Perhaps the game’s boldest statement was made by 49er right inside linebacker Gary Plummer, who hammered Martin on a fourth-and-one dive play up the middle early in the second quarter. Moments earlier, when a halfback-option play broke down and Meggett raced across the field and around left end to the 15, New England found itself inside the Niners’ 20 for the second time. 

Martin was then stymied for no gain on the ensuing play, setting the stage for the dive. With New England having experienced fourth-down success with Martin’s touchdown dive  against Cleveland and again in the first against the 49ers (five-yard pickup), Plummer had a good idea what was being discussed in the huddle and greeted Martin at the line of scrimmage for no gain.

San Francisco linebacker Gary Plummer.

“They had run the same play on fourth and short in the first quarter,” noted Plummer. “And Parcells is the type of guy, if he’s successful with something, he’ll go out and try it again.

“We’ve been playing well inside the 20 all year,” added the former Oakland Invader (USFL) and Charger. “It’s just something that we talked about all offseason and during training camp. We needed to be more effective, and we were today. Coates is their go-to guy. They’re going to go to him and Meggett out of the backfield. If you can shut those two guys down, it makes it a lot easier to play defense.”

A Plan of Their Own
Part of San Francisco’s defensive strategy, aside from blanketing Meggett and Coates, was to confuse Bledsoe by running rush zones. The Niners rushed a linebacker or a defensive back, but dropped a lineman back into zone coverage to compensate, thereby creating chaos for Bledsoe to muddle through. “It just presents different looks that are confusing, especially for a young guy like Bledsoe,” said Plummer. 

Nowhere was this more evident than midway through the first period, when left inside linebacker Ken Norton, Jr., came in untouched and blasted Bledsoe into the turf. Although he managed to fire off an incomplete pass to Coates, avoiding the sack, Bledsoe’s left shoulder was slammed into the ground, causing him to leave the game and miss a series while being examined in the locker room.

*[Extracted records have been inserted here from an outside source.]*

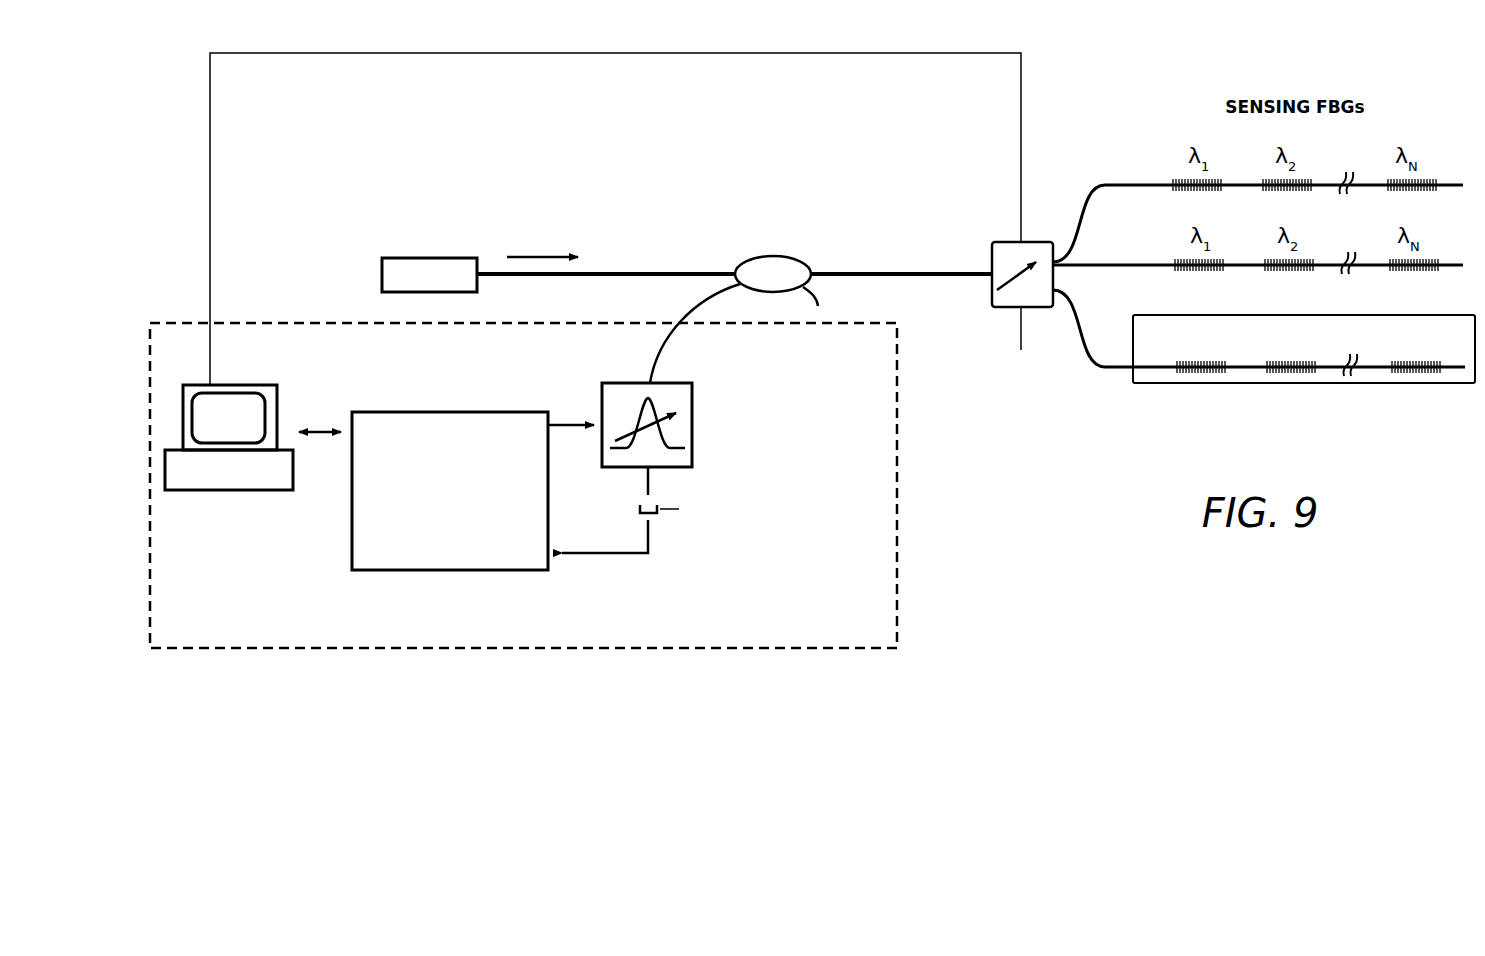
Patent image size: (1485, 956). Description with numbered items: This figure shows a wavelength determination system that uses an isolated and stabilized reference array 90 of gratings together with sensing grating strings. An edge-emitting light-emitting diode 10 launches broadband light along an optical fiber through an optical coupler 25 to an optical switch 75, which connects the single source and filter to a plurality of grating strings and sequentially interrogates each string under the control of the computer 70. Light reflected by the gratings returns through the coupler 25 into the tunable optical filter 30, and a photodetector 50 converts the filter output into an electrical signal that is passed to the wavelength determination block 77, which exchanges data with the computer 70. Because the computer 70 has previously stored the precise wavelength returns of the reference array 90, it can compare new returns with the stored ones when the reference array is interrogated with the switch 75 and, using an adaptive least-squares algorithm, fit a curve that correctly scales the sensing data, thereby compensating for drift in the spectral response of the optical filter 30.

The edge-emitting light-emitting diode 10 is at (430, 228).
The optical coupler 25 is at (773, 246).
The tunable optical filter 30 is at (712, 468).
The photodetector 50 is at (697, 510).
The computer 70 is at (242, 500).
The optical switch 75 is at (1022, 309).
The wavelength determination unit 77 is at (492, 410).
The reference array 90 is at (1168, 387).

“I’d been waiting for him to run all week,” joked Norton, who came in from the strong side. It was our first blitz of the day and I’d really been waiting on it. We just wanted to be very aggressive and show him a lot of different reads, not let him read certain things. We wanted to mix up our coverages and have him thinking about what he wanted to do. He was back there, he wasn’t sure what he wanted to do and it enabled our pass rush to get to him.”

Patriots quarterback Drew Bledsoe.

After confidently jogging out to take the reigns from backup quarterback Scott Zolak in the second quarter, Bledsoe never displayed the same panache as he had on the first drive, when he completed a 31-yard pass to Coates and directed the team on a 12-play, 55-yard drive that gobbled up almost five minutes. After that virtuoso performance, he looked a bit jittery, his timing off. Soon after the hit, Bledsoe led Martin – who had split the coverage of safeties Hanks and Tim McDonald like a wishbone – just a little too much for an incompletion.

The only other time he resembled his first-drive self was soon after he returned in the second quarter. Calmly standing in the pocket, Bledsoe zipped a 15-yard scoring pass to Coates, only to see it called back when Todd Rucci was whistled for holding. With 18 yards needed for a first from the 49er 25, Bledsoe overthrew Moore in the right corner of the end zone and had a pass batted away by Alfred Williams before Bahr was called upon to hit a 43-yard field goal for a 3-0 lead. 

The Patriots’ only other trips inside the danger zone occurred in the final half, with San Francisco comfortably ahead. In the fourth, three red-zone jaunts produced a Hanks pick and a pair of fourth-down misfires to guess who? Yep, it was Coates and Meggett.

“Once again, we didn’t cash in [on excellent field position],” said Bledsoe. “Against the San Francisco 49ers, when you have those opportunities, you have to cash in on them. Otherwise, you’re never going to win the game.”